The mean (or average) of observations, as we know, is the sum of the values of all the observations divided by the total number of observations.
We know that if \(\ x_1, x_2, \ldots, x_n \) are observations with respective frequencies \(f_{1}, f_{2}, \ldots, f_{n}\) then this means observation \(\ x_1 \text { occurs } f_1 \text { times, } x_2 \text { occurs } f_2\) times, and so on.
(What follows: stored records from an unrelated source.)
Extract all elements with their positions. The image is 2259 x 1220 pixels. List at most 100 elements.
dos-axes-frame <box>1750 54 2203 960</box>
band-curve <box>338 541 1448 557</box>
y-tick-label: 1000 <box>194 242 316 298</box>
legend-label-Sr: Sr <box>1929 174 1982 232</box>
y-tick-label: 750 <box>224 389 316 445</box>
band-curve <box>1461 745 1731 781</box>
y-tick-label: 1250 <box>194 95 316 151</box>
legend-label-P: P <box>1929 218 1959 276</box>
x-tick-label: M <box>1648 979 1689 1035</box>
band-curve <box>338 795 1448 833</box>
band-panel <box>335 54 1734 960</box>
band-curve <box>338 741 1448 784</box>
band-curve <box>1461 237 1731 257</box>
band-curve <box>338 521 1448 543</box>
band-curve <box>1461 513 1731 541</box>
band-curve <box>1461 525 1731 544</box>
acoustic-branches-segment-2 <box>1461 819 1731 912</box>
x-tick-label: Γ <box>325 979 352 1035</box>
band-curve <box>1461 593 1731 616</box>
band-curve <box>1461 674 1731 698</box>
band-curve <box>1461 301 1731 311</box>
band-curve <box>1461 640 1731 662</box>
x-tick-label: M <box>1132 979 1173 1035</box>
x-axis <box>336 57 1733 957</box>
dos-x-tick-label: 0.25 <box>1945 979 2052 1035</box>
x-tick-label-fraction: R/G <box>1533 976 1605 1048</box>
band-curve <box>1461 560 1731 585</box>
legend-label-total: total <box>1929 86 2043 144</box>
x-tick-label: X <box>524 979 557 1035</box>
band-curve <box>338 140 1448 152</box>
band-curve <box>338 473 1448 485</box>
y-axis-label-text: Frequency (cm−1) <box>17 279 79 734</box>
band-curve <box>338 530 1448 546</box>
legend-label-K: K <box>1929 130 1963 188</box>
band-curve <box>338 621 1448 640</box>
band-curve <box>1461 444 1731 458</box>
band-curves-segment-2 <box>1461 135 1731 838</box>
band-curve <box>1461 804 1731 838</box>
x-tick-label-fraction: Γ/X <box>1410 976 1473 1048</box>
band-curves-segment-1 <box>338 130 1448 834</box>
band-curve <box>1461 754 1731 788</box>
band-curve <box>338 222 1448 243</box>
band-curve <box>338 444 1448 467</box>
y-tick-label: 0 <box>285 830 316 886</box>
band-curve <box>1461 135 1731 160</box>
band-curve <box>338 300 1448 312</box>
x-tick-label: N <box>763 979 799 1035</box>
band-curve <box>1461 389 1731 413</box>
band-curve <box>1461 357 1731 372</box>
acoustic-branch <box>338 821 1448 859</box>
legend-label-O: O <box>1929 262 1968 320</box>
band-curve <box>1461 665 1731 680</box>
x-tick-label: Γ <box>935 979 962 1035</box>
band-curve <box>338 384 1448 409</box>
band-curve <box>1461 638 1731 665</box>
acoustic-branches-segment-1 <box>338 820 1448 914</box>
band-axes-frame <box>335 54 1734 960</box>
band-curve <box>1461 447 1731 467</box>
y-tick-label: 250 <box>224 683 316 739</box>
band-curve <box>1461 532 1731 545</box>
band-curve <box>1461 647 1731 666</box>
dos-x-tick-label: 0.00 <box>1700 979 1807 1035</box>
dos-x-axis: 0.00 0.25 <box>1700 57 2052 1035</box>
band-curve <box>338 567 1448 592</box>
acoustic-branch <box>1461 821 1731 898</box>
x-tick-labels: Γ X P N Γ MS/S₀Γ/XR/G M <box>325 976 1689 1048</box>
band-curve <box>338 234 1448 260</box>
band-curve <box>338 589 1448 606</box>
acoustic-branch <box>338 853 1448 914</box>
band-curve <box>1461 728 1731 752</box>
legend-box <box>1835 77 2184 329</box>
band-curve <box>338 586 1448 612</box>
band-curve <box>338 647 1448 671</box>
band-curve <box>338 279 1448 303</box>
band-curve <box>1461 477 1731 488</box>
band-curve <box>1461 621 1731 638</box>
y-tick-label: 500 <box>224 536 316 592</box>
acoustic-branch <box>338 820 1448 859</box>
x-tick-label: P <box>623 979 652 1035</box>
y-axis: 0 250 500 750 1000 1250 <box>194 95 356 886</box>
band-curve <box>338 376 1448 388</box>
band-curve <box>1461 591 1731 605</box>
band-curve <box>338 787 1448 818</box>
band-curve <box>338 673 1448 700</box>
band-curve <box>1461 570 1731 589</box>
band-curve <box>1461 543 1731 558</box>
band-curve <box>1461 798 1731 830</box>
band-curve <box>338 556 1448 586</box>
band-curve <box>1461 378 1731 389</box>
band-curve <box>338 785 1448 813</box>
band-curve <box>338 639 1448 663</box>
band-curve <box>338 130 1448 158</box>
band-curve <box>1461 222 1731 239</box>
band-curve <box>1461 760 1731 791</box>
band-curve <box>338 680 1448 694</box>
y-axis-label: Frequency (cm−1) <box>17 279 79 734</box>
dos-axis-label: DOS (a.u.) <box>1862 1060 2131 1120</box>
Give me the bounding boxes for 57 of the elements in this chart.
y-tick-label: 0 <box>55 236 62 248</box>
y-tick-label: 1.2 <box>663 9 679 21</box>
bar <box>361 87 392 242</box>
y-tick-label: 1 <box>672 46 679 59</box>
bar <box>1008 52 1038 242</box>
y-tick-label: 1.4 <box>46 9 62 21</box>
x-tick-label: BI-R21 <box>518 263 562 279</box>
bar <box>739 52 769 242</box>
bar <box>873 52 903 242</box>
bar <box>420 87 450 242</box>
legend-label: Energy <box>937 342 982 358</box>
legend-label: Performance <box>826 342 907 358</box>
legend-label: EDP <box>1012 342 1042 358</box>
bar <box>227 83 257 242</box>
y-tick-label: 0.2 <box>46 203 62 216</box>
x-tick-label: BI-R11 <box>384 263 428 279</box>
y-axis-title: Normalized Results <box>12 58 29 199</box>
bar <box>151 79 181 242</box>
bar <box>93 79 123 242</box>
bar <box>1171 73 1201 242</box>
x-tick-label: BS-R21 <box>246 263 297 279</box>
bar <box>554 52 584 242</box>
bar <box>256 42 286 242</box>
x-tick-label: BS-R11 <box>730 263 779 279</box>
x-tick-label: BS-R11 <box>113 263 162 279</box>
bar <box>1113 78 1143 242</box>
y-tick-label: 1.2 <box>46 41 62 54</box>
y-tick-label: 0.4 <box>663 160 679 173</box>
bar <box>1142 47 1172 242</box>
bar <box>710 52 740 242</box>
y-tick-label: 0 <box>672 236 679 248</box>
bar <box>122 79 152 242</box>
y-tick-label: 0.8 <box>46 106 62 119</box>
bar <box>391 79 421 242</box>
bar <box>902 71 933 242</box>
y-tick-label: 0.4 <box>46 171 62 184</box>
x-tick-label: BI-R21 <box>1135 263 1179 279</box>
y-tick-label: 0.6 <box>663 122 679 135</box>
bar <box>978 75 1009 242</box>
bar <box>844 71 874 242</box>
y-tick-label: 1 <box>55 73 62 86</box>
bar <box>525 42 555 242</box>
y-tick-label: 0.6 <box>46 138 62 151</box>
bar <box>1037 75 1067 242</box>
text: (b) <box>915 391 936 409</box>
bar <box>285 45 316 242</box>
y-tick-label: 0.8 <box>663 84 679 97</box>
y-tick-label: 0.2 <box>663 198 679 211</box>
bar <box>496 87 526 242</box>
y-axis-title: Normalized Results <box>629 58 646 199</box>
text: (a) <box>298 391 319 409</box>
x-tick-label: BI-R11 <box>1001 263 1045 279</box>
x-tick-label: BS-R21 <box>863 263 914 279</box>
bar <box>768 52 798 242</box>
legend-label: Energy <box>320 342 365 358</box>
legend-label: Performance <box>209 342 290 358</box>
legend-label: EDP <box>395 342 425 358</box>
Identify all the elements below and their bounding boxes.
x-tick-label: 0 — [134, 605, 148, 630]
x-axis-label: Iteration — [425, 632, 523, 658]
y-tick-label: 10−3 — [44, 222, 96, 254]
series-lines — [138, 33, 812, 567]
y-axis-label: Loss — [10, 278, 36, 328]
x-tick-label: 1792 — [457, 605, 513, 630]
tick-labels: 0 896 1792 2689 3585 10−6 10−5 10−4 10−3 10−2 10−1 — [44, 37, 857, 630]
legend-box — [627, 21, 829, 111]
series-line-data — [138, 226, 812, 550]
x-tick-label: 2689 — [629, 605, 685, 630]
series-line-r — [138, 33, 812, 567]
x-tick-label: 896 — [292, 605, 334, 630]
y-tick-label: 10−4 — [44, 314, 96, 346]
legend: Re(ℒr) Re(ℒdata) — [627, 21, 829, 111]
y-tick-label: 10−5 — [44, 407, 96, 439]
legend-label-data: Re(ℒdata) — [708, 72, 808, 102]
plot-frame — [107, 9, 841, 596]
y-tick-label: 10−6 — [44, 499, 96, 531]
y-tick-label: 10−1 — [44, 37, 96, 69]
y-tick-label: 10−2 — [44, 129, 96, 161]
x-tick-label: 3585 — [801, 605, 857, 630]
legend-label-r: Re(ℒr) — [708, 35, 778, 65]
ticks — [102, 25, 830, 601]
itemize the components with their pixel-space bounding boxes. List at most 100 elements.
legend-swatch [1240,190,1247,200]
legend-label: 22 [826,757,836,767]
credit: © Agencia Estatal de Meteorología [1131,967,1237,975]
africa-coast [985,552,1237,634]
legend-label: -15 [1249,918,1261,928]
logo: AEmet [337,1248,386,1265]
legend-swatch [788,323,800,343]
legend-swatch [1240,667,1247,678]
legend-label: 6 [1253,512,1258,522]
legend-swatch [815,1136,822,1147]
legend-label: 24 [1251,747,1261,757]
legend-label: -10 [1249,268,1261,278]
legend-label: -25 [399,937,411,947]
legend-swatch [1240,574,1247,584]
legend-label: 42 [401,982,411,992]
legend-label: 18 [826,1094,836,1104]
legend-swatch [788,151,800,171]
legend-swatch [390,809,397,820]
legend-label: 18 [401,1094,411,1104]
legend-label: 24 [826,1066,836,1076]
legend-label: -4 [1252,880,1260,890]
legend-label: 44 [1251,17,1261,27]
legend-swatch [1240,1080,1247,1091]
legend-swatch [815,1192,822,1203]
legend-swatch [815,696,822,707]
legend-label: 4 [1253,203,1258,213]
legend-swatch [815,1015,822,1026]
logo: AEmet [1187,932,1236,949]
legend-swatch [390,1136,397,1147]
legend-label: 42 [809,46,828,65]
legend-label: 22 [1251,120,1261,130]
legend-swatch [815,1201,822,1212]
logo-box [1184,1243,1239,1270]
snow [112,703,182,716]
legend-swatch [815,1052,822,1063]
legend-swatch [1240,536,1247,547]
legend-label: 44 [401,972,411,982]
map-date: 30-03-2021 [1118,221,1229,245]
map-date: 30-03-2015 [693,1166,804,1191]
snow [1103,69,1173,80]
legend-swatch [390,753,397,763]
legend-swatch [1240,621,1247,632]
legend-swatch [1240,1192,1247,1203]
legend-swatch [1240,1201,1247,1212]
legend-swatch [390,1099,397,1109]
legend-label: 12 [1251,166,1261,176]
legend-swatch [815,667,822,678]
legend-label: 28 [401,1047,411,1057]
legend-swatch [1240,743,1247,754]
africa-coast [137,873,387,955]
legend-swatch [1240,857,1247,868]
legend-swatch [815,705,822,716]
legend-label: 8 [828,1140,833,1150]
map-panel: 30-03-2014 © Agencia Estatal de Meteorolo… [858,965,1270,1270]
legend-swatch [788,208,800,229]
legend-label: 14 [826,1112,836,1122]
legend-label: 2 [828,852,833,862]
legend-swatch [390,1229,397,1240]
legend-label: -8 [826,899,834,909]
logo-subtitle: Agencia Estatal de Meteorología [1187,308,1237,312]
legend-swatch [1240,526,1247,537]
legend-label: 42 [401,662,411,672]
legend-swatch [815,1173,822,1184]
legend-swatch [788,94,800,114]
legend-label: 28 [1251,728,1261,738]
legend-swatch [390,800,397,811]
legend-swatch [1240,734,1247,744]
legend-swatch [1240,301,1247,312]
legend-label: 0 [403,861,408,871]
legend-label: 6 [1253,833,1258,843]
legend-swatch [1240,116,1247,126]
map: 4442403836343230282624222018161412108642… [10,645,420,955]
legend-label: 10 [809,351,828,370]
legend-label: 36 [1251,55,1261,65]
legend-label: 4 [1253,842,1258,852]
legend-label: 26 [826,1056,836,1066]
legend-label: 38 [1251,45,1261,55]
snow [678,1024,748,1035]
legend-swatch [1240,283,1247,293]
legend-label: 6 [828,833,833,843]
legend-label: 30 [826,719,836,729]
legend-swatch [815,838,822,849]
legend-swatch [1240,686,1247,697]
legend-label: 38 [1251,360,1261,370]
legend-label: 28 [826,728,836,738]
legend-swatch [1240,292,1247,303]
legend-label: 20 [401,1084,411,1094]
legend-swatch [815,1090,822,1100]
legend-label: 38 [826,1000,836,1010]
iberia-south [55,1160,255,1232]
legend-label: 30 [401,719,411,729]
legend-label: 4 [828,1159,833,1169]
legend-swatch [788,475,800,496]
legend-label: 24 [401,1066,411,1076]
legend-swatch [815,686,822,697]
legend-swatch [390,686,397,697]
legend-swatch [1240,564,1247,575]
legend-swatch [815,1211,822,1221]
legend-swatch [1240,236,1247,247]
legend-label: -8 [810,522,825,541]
\(\ x\) is the class mark for each interval, you can find the value of \(\ x\) by using
class mark
\[\begin{align}\left(x_i\right) =\frac{\text { upper limit + lower limit }}{2}\end{align}\]
Now, the sum of the values of all the observations \(=\ f_1 \ x_1+\ f_2 x_2+\ldots+\ f_n \ x_n\) and the number of observations \(=f_1+f_2+\ldots+f_n\).
So, the mean of the data is given by
\[\begin{align}\ \overline x\!=\!\frac{f_{1} x_{1}\!+\!f_{2} x_{2}\!+\!\ \ldots \ldots\!+\!f_{n} x_{n}}{f_{1}\!+\!f_{2}\!+\!\ldots \ldots\!+\!f_{n}}\end{align}\]
\(\begin{align}\overline x=\frac{\sum f_{i} x_{i}}{\Sigma f_{i}}\end{align}\) where \(i\) varies from \(1\) to \(n\)
Steps:
Number of plants | Number of houses\(\ (f_i)\) | \(\ x_i\) | \(\ f_ix_i\) | |
---|---|---|---|---|
\(0 - 2\) | \(1\) | \(1\) | \(1\) | |
\(2 - 4\) | \(2\) | \(3\) | \(6\) | |
\(4 - 6\) | \(1\) | \(5\) | \(5\) | |
\(6 - 8\) | \(5\) | \(7\) | \(35\) | |
\(8 - 10\) | \(6\) | \(9\) | \(54\) | |
\(10 - 12\) | \(2\) | \(11\) | \(22\) | |
\(12 - 14\) | \(3\) | \(13\) | \(39\) | |
\(\Sigma f_i = 20\) | \(\Sigma f_ix_i = 162\) |
From the table it can be observed that,
\[\begin{align}\Sigma f_i=20, \\ \Sigma f_ix_i =162\end{align}\]
\[\begin{align} \text { Mean } \overline x &=\frac{\Sigma f_i x_i}{\Sigma f_i} \\ &=\frac{162}{20} \\ &=8.1 \end{align}\]
Thus, the mean number of plants each house has \(8.1.\)
Here, we have used the direct method because the value of \(x_i\) and \(f_i\) are small.